Despite the hardship, the threat of climate change, and the lack of federal aid, Ozane’s staying.  

“We know that climate change is happening,” she says. ”If we don’t have people like me who are speaking up about what’s going on and trying to ensure our voices are heard, I feel like southwest Louisiana could be wiped off the map.” 

Lake Charles, just 30 miles from the Gulf Coast, could one day be on the coast: The eroding Louisiana coastline is disappearing at the equivalent of a football field every hour, according to the U.S. Geological Survey.

A long road to recovery 

Founded in 1861 and once a hideout for pirates, Lake Charles today owns the nation’s 11th largest port and the region, with a network of gas and oil pipelines, is the beating heart of southwest Louisiana’s petrochemical industry.

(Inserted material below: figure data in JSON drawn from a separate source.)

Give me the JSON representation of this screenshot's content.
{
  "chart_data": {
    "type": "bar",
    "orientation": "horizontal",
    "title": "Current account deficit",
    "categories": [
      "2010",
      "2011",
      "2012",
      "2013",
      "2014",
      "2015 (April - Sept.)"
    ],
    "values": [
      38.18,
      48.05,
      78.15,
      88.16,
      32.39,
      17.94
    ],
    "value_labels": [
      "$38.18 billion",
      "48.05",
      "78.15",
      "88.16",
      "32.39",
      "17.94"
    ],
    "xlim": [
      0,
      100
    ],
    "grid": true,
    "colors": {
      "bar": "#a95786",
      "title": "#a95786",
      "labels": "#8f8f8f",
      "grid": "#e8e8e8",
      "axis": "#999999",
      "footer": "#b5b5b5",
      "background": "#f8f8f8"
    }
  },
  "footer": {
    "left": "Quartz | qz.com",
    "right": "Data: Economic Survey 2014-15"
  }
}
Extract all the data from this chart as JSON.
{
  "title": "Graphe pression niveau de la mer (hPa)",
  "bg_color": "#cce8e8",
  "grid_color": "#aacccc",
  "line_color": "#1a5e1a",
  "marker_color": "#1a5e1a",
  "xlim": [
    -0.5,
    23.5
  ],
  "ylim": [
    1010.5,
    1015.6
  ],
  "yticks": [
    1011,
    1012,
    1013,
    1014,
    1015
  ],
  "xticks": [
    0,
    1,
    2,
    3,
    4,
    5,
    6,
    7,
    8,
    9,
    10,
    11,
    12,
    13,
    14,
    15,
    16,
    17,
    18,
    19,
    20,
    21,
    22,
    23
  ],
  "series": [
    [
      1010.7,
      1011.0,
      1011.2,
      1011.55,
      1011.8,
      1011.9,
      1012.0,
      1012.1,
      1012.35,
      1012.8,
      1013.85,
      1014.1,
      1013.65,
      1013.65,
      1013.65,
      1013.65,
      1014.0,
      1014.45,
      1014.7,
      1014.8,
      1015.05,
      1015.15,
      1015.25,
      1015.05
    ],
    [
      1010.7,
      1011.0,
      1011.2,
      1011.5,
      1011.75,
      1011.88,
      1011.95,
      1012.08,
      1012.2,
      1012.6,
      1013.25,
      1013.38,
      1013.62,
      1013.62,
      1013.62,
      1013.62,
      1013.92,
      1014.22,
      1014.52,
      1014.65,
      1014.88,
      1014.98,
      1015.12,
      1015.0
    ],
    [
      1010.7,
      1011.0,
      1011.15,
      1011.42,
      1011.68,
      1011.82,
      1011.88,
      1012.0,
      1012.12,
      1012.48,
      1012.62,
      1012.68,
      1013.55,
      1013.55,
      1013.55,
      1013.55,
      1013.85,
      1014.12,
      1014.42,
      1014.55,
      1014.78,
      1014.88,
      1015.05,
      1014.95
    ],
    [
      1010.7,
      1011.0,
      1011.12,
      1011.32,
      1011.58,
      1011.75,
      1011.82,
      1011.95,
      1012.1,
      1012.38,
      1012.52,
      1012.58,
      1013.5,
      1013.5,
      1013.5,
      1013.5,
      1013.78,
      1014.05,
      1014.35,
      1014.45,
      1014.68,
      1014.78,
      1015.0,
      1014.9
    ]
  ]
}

Lake Charles is also home to three luxury casino resorts, and the two industries generate billions of dollars for the local economy and a reliable supply of jobs. 

Before the storms, Lake Charles was one of the fastest-growing cities in the nation.

In their aftermath, Lake Charles lost nearly seven percent of its population, according to a New York Times analysis of U.S. Postal Service change-of-address requests for 2020. It was the largest out-migration from any urban area in the country during the pandemic year.